AP: Some of my proudest and most impactful moments with GetEQUAL have been when we are able to show up for and build with queer and trans activists kicking ass across movements. The very obvious truth (to anyone that's paying attention) is that LGBTQ people are at the forefront of the movement for black lives, the fight for dignity and justice for immigrants, climate justice, the fight for $15, and reproductive justice. I'm so proud of how we have been able to share our tradition of unapologetic demands, direct action, and intersectional analysis with groups on the local, state and national level. Being able to share space, strategy, wins, and setbacks with people organizing from multiple identities requires deep, authentic relationships -- the kind of relationships that can and will transform how we build movements, fight for change, and ensure that we all Get Free!
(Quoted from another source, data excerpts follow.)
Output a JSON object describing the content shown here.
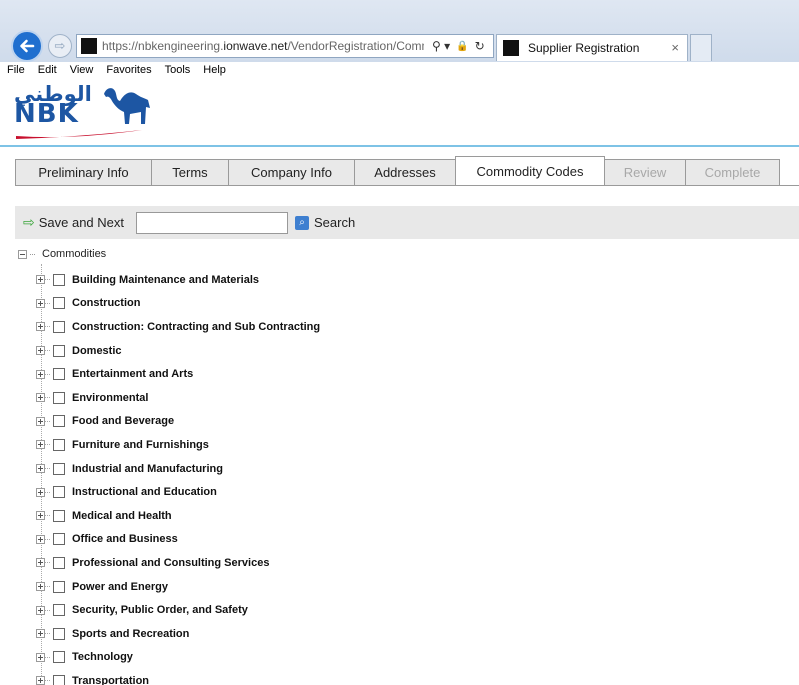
{
  "browser": {
    "url_prefix": "https://nbkengineering.",
    "url_domain": "ionwave.net",
    "url_path": "/VendorRegistration/Commo",
    "tab_title": "Supplier Registration",
    "tab_close": "×",
    "forward_glyph": "⇨",
    "search_glyph": "⚲ ▾",
    "lock_glyph": "🔒",
    "refresh_glyph": "↻"
  },
  "menu": [
    "File",
    "Edit",
    "View",
    "Favorites",
    "Tools",
    "Help"
  ],
  "logo": {
    "arabic_text": "الوطني",
    "brand_text": "NBK"
  },
  "wizard_tabs": [
    {
      "label": "Preliminary Info",
      "state": "normal"
    },
    {
      "label": "Terms",
      "state": "normal"
    },
    {
      "label": "Company Info",
      "state": "normal"
    },
    {
      "label": "Addresses",
      "state": "normal"
    },
    {
      "label": "Commodity Codes",
      "state": "active"
    },
    {
      "label": "Review",
      "state": "disabled"
    },
    {
      "label": "Complete",
      "state": "disabled"
    }
  ],
  "toolbar": {
    "save_label": "Save and Next",
    "save_arrow": "⇨",
    "search_value": "",
    "search_label": "Search",
    "search_glyph": "⌕"
  },
  "tree": {
    "root_label": "Commodities",
    "items": [
      "Building Maintenance and Materials",
      "Construction",
      "Construction: Contracting and Sub Contracting",
      "Domestic",
      "Entertainment and Arts",
      "Environmental",
      "Food and Beverage",
      "Furniture and Furnishings",
      "Industrial and Manufacturing",
      "Instructional and Education",
      "Medical and Health",
      "Office and Business",
      "Professional and Consulting Services",
      "Power and Energy",
      "Security, Public Order, and Safety",
      "Sports and Recreation",
      "Technology",
      "Transportation"
    ]
  },
  "colors": {
    "brand_blue": "#1d56a3",
    "accent_red": "#c8102e",
    "header_rule": "#7ec3e6",
    "toolbar_bg": "#e8e8e8",
    "save_arrow": "#3aa53a"
  }
}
HC: That's tough. I’m the first to criticize our work and to deny credit in favor of telling a more accurate and more inclusive story about how things get/got done. But one thing that I’m absolutely confident in is GetEQUAL’s role in “moving the movement.” While we were certainly not the first organization to critique the symbiotic relationship between LGBTQ grasstops leaders/donors and the Democratic establishment, I think our willingness to do so very publicly and in front of the mainstream media moved the needle on the way that the movement is perceived by political leaders. One clear example is around the push for passage of the Equality Act. Six years ago, *no one* at mainstream LGBTQ organizations or on the Hill would entertain the idea of a “full equality” bill -- but that exact bill has now been introduced in the U.S. Congress. Furthermore, over the past six years my/our analysis has evolved -- and we know that “legal equality” is not enough so long as the law treats people of color, trans folks, immigrants, dis/abled people, women, incarcerated and formerly-incarcerated people, and poor people differently than white, cisgender, middle-class citizens -- even white, cisgender, middle-class citizens who are gay. So we are now pushing for a “liberation” agenda, rather than an “equality” agenda in order to ensure that we’re fighting for all of us and not just some of us. While there’s still *so* much work to do in order to truly build the left-flank political power that we actually need in order to get to the point of LGBTQ liberation, I am proud that GetEQUAL has played a role in moving the needle in real and substantial ways.

Rather than hiring a new co-director immediately, GetEQUAL’s staff and board will be spending the next few months thinking and strategizing deeply around how we can be of the best and deepest service to the LGBTQ liberation movement. With so much changing within the LGBTQ movement and with so many new needs arising each day, our board has made the decision to take the time to ensure that we get this right.